Ketika Rosalie lupa, Rondun menyeringai dan membuka tudung jubahnya ke atas kepalanya. Meskipun warna jubahnya berbeda dari sebelumnya, Rosalie dengan cepat mengenalinya.
“Apa yang kamu mau dari aku?”
“Seperti yang saya katakan, percakapan yang menarik. Jadi, bisakah kamu menyingkirkan belati itu? Saya benar-benar baru saja datang untuk berbicara hari ini.”
Rondun menunjuk belati itu dengan dagunya. Namun, Rosalie tidak menyimpan belati itu sesuai permintaannya.
‘Dalam novel, tidak disebutkan penyihir tertentu sebagai karakter. Apakah ini seseorang yang muncul di bagian selanjutnya? Mengapa karakter seperti itu datang kepadaku?’
Rondun mulai memohon ketika dia tidak menyarungkan belatinya, matanya berkaca-kaca dan tangannya terkepal.
“Ini adalah percakapan yang benar-benar bermanfaat bagi Anda.”
Seorang penyihir yang berhasil memasuki pengadilan Istana Kekaisaran bisa saja menyelinap menggunakan kekuatannya. Namun, seorang penyihir dari Menara Penyihir yang tertutup berada di ibu kota adalah hal yang tidak biasa.
Menyadari kebutuhan untuk menemukan motif mencurigakannya, Rosalie menyarungkan belatinya. Namun, dia tetap mempertahankan sikap hati-hatinya.
“Jangan melakukan hal bodoh.”
“Hmm, kamu lebih menakutkan dari yang kukira. Saya mengetahui bahwa Rosalie Judeheart yang asli secara patologis pemalu dan cengeng. Seolah-olah orangnya, bukan, jiwanya, telah berubah.”
Rosalie menegang mendengar komentar tajam itu. Dia terus menatapnya tanpa memalingkan muka, sudut mulutnya terangkat ke bawah bagian jubahnya yang terbuka.
“Dengan baik.
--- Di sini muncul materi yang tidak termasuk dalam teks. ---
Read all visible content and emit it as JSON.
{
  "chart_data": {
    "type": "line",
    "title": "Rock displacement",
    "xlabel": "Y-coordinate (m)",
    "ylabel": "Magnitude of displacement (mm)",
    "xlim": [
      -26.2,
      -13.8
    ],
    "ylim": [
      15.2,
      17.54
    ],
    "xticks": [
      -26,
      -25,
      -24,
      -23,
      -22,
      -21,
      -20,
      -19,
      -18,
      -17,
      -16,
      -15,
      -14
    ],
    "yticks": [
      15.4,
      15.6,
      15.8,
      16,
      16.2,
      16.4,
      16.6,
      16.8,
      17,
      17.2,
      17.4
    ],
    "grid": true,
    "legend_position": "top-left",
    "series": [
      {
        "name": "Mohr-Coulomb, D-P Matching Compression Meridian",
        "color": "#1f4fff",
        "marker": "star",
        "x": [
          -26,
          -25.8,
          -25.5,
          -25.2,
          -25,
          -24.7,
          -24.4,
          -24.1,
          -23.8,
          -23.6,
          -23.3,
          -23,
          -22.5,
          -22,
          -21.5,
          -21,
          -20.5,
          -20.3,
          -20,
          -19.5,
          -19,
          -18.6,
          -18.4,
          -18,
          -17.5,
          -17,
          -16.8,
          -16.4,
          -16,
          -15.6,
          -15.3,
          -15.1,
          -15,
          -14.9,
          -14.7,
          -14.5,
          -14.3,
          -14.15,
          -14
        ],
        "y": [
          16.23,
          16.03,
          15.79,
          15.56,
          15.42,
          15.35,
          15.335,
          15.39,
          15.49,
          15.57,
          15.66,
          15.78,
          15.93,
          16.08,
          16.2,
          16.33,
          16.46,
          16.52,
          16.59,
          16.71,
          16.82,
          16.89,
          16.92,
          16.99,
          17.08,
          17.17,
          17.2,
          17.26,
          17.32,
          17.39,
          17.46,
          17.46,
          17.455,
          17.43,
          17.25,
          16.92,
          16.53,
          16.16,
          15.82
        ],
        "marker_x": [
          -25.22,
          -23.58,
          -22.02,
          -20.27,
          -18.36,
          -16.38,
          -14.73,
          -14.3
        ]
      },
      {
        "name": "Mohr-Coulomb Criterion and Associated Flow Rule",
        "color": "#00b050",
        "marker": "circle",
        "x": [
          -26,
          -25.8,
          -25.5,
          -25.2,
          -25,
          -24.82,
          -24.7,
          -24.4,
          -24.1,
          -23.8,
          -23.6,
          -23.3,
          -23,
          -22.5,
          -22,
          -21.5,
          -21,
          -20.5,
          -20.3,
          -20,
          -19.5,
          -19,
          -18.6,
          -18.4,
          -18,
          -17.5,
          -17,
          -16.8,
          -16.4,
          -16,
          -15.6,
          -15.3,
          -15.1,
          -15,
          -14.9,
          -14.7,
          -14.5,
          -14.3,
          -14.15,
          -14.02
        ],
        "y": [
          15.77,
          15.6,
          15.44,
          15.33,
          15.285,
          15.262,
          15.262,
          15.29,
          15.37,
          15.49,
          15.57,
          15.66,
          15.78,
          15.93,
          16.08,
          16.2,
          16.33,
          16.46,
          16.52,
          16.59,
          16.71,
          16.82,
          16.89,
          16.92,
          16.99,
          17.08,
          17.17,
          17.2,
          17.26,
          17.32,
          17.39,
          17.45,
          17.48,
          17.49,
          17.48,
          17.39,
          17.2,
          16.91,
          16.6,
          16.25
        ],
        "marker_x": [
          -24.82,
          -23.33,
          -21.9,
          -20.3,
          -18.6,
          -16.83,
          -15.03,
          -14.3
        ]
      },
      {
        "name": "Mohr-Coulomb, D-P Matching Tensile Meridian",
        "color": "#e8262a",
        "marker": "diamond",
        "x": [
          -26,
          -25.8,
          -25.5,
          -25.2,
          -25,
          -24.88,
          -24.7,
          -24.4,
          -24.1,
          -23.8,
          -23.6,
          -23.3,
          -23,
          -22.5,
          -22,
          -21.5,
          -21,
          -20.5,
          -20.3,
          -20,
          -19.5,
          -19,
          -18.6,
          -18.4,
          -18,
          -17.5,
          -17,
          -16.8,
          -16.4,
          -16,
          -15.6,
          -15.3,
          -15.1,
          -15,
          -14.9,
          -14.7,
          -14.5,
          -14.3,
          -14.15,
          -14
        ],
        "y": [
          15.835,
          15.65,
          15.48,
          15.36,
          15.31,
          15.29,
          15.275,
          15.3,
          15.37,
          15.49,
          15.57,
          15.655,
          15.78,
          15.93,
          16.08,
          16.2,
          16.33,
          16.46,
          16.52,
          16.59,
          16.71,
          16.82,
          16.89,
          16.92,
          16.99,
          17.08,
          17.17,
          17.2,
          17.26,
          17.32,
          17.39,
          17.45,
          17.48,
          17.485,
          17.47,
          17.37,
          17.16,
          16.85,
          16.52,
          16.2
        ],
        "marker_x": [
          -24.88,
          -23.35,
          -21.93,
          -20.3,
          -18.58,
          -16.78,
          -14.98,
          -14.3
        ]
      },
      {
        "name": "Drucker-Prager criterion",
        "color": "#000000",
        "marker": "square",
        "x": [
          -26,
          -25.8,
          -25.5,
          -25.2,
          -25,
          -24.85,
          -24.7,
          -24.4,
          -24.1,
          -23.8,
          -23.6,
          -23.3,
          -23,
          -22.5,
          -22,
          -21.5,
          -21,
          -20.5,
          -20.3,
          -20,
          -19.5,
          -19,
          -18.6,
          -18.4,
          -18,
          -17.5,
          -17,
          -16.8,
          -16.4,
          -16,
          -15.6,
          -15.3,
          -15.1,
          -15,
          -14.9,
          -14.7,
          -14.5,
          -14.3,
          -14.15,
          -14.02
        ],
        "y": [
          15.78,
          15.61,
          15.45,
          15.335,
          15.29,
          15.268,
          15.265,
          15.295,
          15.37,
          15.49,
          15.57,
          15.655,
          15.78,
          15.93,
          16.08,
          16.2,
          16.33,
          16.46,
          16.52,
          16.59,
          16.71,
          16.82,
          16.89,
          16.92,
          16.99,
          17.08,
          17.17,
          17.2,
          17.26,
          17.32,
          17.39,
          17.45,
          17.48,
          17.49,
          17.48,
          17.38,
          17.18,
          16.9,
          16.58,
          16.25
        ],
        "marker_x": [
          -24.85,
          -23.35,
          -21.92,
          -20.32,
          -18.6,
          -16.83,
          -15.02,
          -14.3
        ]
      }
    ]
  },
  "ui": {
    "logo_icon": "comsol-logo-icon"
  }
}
Halo, Duchess dengan jiwa yang berubah.”
Rondun melepas tudung jubahnya sementara Rosalie berusaha menjaga ekspresinya agar tidak berubah, menekan jantungnya yang gemetar.
“Omong kosong apa yang kamu bicarakan?”
“Pertama, dengarkan apa yang saya katakan sebelum menyangkalnya. Saya seorang pesulap yang cukup kompeten, Anda tahu?
Rosalie berpura-pura tidak peduli, tapi dalam hati dia mencoba menyimpulkan apa yang diinginkan penyihir mencurigakan ini darinya.
‘Seberapa banyak yang dia ketahui, dan mengapa dia mendekatiku seperti ini?’